Mas a utilização da música, e em geral do som e de dispositivos sonoros, para torturar prisioneiros e para todo o género de manobras militares é uma realidade que vem de longe. Ficou, por exemplo, célebre o episódio da rendição de Manuel Noriega quando, no final de 1989, na sequência da invasão do Panamá pelos Estados Unidos, se refugiou no edifício da embaixada do Vaticano. As tropas norte-americanas cercaram o edifício e, alguns dias depois, instalaram um poderoso sistema sonoro direccionado para a embaixada e a emitir permanentemente. O objectivo era claro: pressionar Noriega e a sua entourage barricada, mas também os próprios elementos da embaixada. Como o que interessava era a projecção sonora, o conteúdo que era projectado era relativamente indiferente, pelo que as faixas que tocavam eram as da emissão da rádio das tropas estacionadas no Panamá, cuja playlist era escolhida pelos próprios soldados. O resultado foi, em certo sentido, surpreendente, não tanto por casos como o óbvio «Panama», dos Van Halen, mas por canções bastante improváveis naquele contexto. É o caso, por exemplo, de «War Pigs», dos Black Sabbath, uma canção antiguerra que tanto podia ser usada para criticar regimes apoiados (e posteriormente caídos em desgraça…) pela CIA e os Estados Unidos como, por maioria de razão, a própria CIA e os Estados Unidos. Noriega acabou por se render já no início de Janeiro de 1990, não tendo deixado de haver quem ficasse convencido que a estratégia de «bombardeamento sonoro» desempenhou um papel essencial.

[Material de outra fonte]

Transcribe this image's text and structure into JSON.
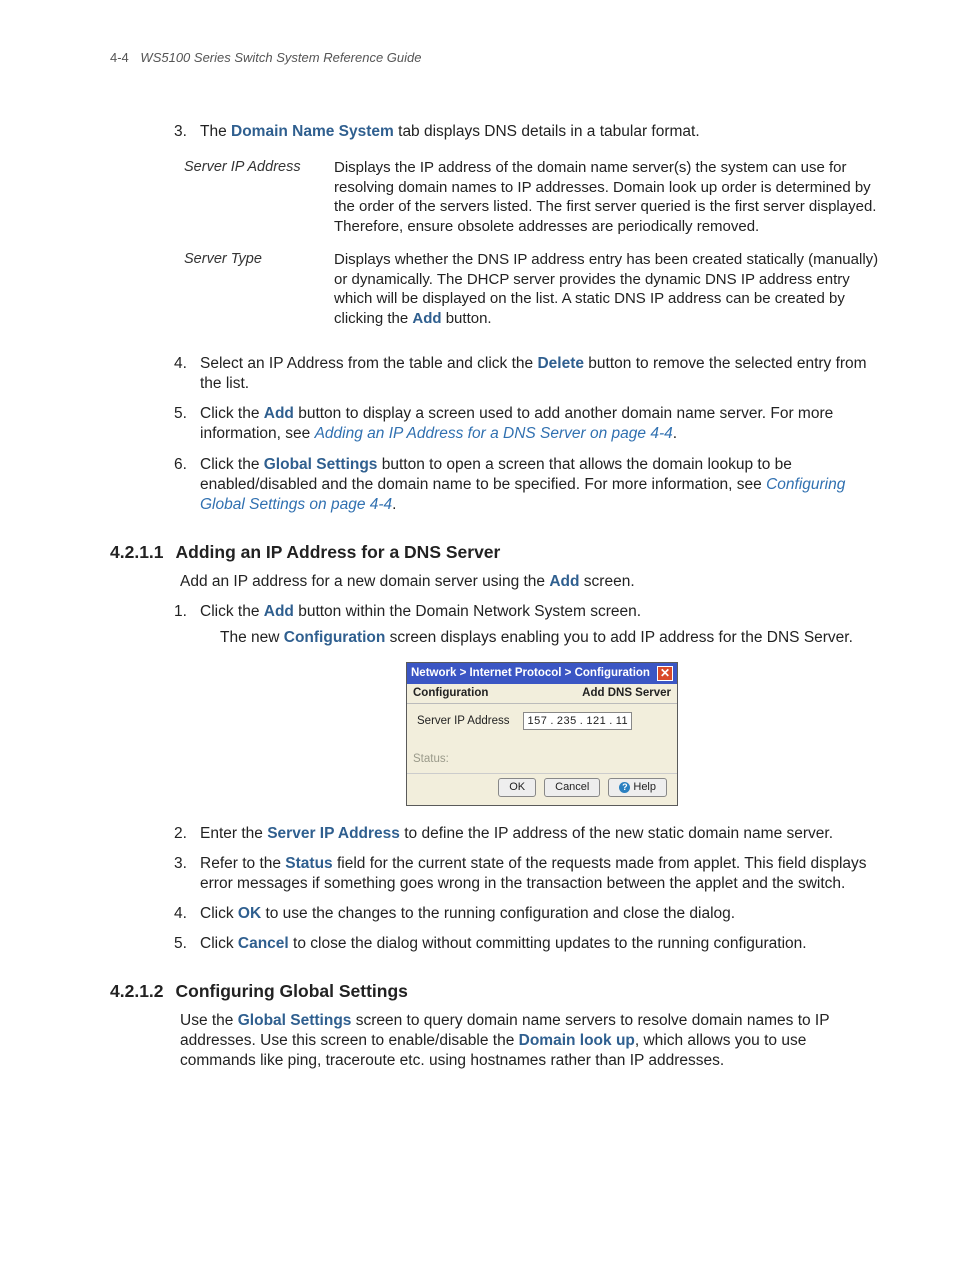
{
  "header": {
    "page_num": "4-4",
    "doc_title": "WS5100 Series Switch System Reference Guide"
  },
  "step3": {
    "num": "3.",
    "pre": "The ",
    "bold": "Domain Name System",
    "post": " tab displays DNS details in a tabular format."
  },
  "defs": {
    "row1": {
      "term": "Server IP Address",
      "def": "Displays the IP address of the domain name server(s) the system can use for resolving domain names to IP addresses. Domain look up order is determined by the order of the servers listed. The first server queried is the first server displayed. Therefore, ensure obsolete addresses are periodically removed."
    },
    "row2": {
      "term": "Server Type",
      "def_pre": "Displays whether the DNS IP address entry has been created statically (manually) or dynamically. The DHCP server provides the dynamic DNS IP address entry which will be displayed on the list. A static DNS IP address can be created by clicking the ",
      "def_bold": "Add",
      "def_post": " button."
    }
  },
  "step4": {
    "num": "4.",
    "pre": "Select an IP Address from the table and click the ",
    "bold": "Delete",
    "post": " button to remove the selected entry from the list."
  },
  "step5": {
    "num": "5.",
    "pre": "Click the ",
    "bold": "Add",
    "mid": " button to display a screen used to add another domain name server. For more information, see ",
    "link": "Adding an IP Address for a DNS Server on page 4-4",
    "end": "."
  },
  "step6": {
    "num": "6.",
    "pre": "Click the ",
    "bold": "Global Settings",
    "mid": " button to open a screen that allows the domain lookup to be enabled/disabled and the domain name to be specified. For more information, see ",
    "link": "Configuring Global Settings on page 4-4",
    "end": "."
  },
  "sec1": {
    "num": "4.2.1.1",
    "title": "Adding an IP Address for a DNS Server",
    "intro_pre": "Add an IP address for a new domain server using the ",
    "intro_bold": "Add",
    "intro_post": " screen.",
    "s1": {
      "num": "1.",
      "pre": "Click the ",
      "bold": "Add",
      "post": " button within the Domain Network System screen."
    },
    "s1_sub_pre": "The new ",
    "s1_sub_bold": "Configuration",
    "s1_sub_post": " screen displays enabling you to add IP address for the DNS Server.",
    "s2": {
      "num": "2.",
      "pre": "Enter the ",
      "bold": "Server IP Address",
      "post": " to define the IP address of the new static domain name server."
    },
    "s3": {
      "num": "3.",
      "pre": "Refer to the ",
      "bold": "Status",
      "post": " field for the current state of the requests made from applet. This field displays error messages if something goes wrong in the transaction between the applet and the switch."
    },
    "s4": {
      "num": "4.",
      "pre": "Click ",
      "bold": "OK",
      "post": " to use the changes to the running configuration and close the dialog."
    },
    "s5": {
      "num": "5.",
      "pre": "Click ",
      "bold": "Cancel",
      "post": " to close the dialog without committing updates to the running configuration."
    }
  },
  "dialog": {
    "breadcrumb": "Network > Internet Protocol > Configuration",
    "close_glyph": "✕",
    "left_label": "Configuration",
    "right_label": "Add DNS Server",
    "field_label": "Server IP Address",
    "ip1": "157",
    "ip2": "235",
    "ip3": "121",
    "ip4": "11",
    "dot": ".",
    "status_label": "Status:",
    "btn_ok": "OK",
    "btn_cancel": "Cancel",
    "btn_help": "Help",
    "help_glyph": "?"
  },
  "sec2": {
    "num": "4.2.1.2",
    "title": "Configuring Global Settings",
    "p_pre": "Use the ",
    "p_bold1": "Global Settings",
    "p_mid1": " screen to query domain name servers to resolve domain names to IP addresses. Use this screen to enable/disable the ",
    "p_bold2": "Domain look up",
    "p_post": ", which allows you to use commands like ping, traceroute etc. using hostnames rather than IP addresses."
  }
}
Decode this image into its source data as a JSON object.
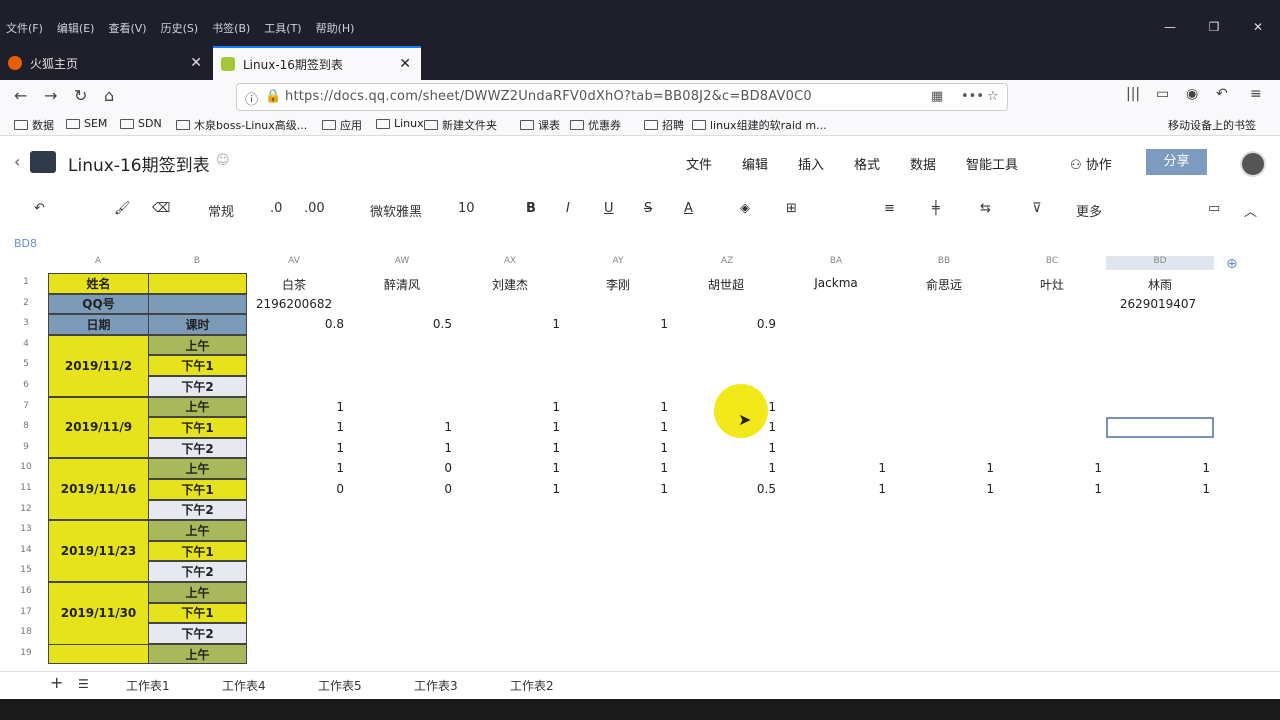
{
  "browser": {
    "menus": [
      "文件(F)",
      "编辑(E)",
      "查看(V)",
      "历史(S)",
      "书签(B)",
      "工具(T)",
      "帮助(H)"
    ],
    "tabs": [
      {
        "label": "火狐主页"
      },
      {
        "label": "Linux-16期签到表"
      }
    ],
    "url": "https://docs.qq.com/sheet/DWWZ2UndaRFV0dXhO?tab=BB08J2&c=BD8AV0C0",
    "bookmarks": [
      "数据",
      "SEM",
      "SDN",
      "木泉boss-Linux高级...",
      "应用",
      "Linux",
      "新建文件夹",
      "课表",
      "优惠券",
      "招聘",
      "linux组建的软raid m..."
    ],
    "mobile_bookmarks": "移动设备上的书签"
  },
  "doc": {
    "title": "Linux-16期签到表",
    "menu": [
      "文件",
      "编辑",
      "插入",
      "格式",
      "数据",
      "智能工具"
    ],
    "collab": "协作",
    "share": "分享"
  },
  "toolbar": {
    "format": "常规",
    "dec1": ".0",
    "dec2": ".00",
    "font": "微软雅黑",
    "size": "10",
    "more": "更多"
  },
  "cell_ref": "BD8",
  "columns": [
    "A",
    "B",
    "AV",
    "AW",
    "AX",
    "AY",
    "AZ",
    "BA",
    "BB",
    "BC",
    "BD"
  ],
  "row_numbers": [
    "1",
    "2",
    "3",
    "4",
    "5",
    "6",
    "7",
    "8",
    "9",
    "10",
    "11",
    "12",
    "13",
    "14",
    "15",
    "16",
    "17",
    "18",
    "19"
  ],
  "left": {
    "name_label": "姓名",
    "qq_label": "QQ号",
    "date_label": "日期",
    "session_label": "课时",
    "dates": [
      "2019/11/2",
      "2019/11/9",
      "2019/11/16",
      "2019/11/23",
      "2019/11/30"
    ],
    "sessions": [
      "上午",
      "下午1",
      "下午2"
    ]
  },
  "names": [
    "白茶",
    "醉清风",
    "刘建杰",
    "李刚",
    "胡世超",
    "Jackma",
    "俞思远",
    "叶灶",
    "林雨"
  ],
  "qq": {
    "AV": "2196200682",
    "BD": "2629019407"
  },
  "grid": {
    "r3": [
      "0.8",
      "0.5",
      "1",
      "1",
      "0.9",
      "",
      "",
      "",
      ""
    ],
    "r7": [
      "1",
      "",
      "1",
      "1",
      "1",
      "",
      "",
      "",
      ""
    ],
    "r8": [
      "1",
      "1",
      "1",
      "1",
      "1",
      "",
      "",
      "",
      ""
    ],
    "r9": [
      "1",
      "1",
      "1",
      "1",
      "1",
      "",
      "",
      "",
      ""
    ],
    "r10": [
      "1",
      "0",
      "1",
      "1",
      "1",
      "1",
      "1",
      "1",
      "1"
    ],
    "r11": [
      "0",
      "0",
      "1",
      "1",
      "0.5",
      "1",
      "1",
      "1",
      "1"
    ]
  },
  "sheets": [
    "工作表1",
    "工作表4",
    "工作表5",
    "工作表3",
    "工作表2"
  ]
}
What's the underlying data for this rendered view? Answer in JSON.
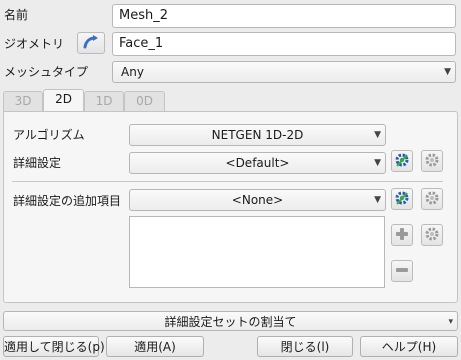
{
  "name_row": {
    "label": "名前",
    "value": "Mesh_2"
  },
  "geometry_row": {
    "label": "ジオメトリ",
    "value": "Face_1",
    "select_icon": "arrow-select-icon"
  },
  "mesh_type_row": {
    "label": "メッシュタイプ",
    "value": "Any"
  },
  "tabs": [
    {
      "label": "3D",
      "active": false
    },
    {
      "label": "2D",
      "active": true
    },
    {
      "label": "1D",
      "active": false
    },
    {
      "label": "0D",
      "active": false
    }
  ],
  "algorithm_row": {
    "label": "アルゴリズム",
    "value": "NETGEN 1D-2D"
  },
  "hypothesis_row": {
    "label": "詳細設定",
    "value": "<Default>",
    "edit_icon": "hypothesis-edit-icon",
    "new_icon": "hypothesis-new-icon"
  },
  "additional_row": {
    "label": "詳細設定の追加項目",
    "value": "<None>",
    "edit_icon": "hypothesis-edit-icon",
    "new_icon": "hypothesis-new-icon",
    "add_icon": "plus-icon",
    "remove_icon": "minus-icon",
    "list_items": []
  },
  "hypothesis_set_button": {
    "label": "詳細設定セットの割当て"
  },
  "footer": {
    "apply_close": "適用して閉じる(p)",
    "apply": "適用(A)",
    "close": "閉じる(l)",
    "help": "ヘルプ(H)"
  },
  "colors": {
    "window_bg": "#ececec",
    "panel_bg": "#f6f6f6",
    "select_icon_blue": "#3a70c0",
    "edit_icon_green": "#3aa84a",
    "edit_icon_blue": "#2a5ab0"
  }
}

Mais recentes, e com maior impacto mediático, foram as utilizações de faixas de heavy metal para torturar prisioneiros iraquianos na prisão de Abu Grahib, em 2008, no contexto da chamada «Guerra Global contra o Terrorismo». Os Metallica foram uma das bandas usadas inicialmente, o que motivou um protesto dos próprios, não sem alguma ambiguidade. Afirmou na altura James Hetfield, vocalista e guitarrista da banda: «Parte de mim fica orgulhosa por terem escolhido os Metallica, mas a outra parte fica desapontada. Não temos nada a ver com o assunto e tentamos ser, o mais possível, apolíticos. Penso que a política e a música, pelo menos para nós, não se misturam.» Passaram então a ser usados os Demon Hunter, uma banda de heavy metal cristão. No final desse mesmo ano, um grupo de artistas lançou uma campanha contra a utilização de música para torturar prisioneiros, a campanha «Zero DB», após a divulgação de diversos casos em Guantánamo. Muitos destes casos, bem como uma investigação sobre o uso sistemático de técnicas e dispositivos sonoros pelas forças armadas norte-americanas ao longo do tempo, podem ser consultados num interessante artigo de Suzanne Cusick, publicado no número de Dezembro de 2006 da revista Trans. Revista Transcultural de Música.

Um não menos interessante artigo de Anabela Duarte sobre o tema acaba de ser publicado na Music & Politics. O foco, neste caso, é o fascismo português e o artigo trata de uma forma abrangente a «Violência Acústica e Acusmática e a Tortura no Estado Novo», sobretudo a partir do período do pós-Segunda Guerra Mundial. Anabela Duarte analisa a evolução do recurso por parte do regime fascista a um conjunto de técnicas e dispositivos sonoros no seu combate contra a oposição clandestina, desde a tortura de prisioneiros ou a perseguição política ao controlo e deturpação dos julgamentos, da relação entre os prisioneiros e os seus advogados, etc. Também neste caso avulta a relação entre a PIDE e a CIA, através de acções de formação e importação de métodos, no contexto da cooperação que a administração norte-americana mantinha com os regimes mais sanguinários na perseguição aos comunistas. Um tema que estará ainda certamente por explorar, e que Anabela Duarte aflora no final do artigo, é a forma como a música e o som tiveram também um papel na resistência política, nomeadamente no interior das prisões fascistas em Portugal.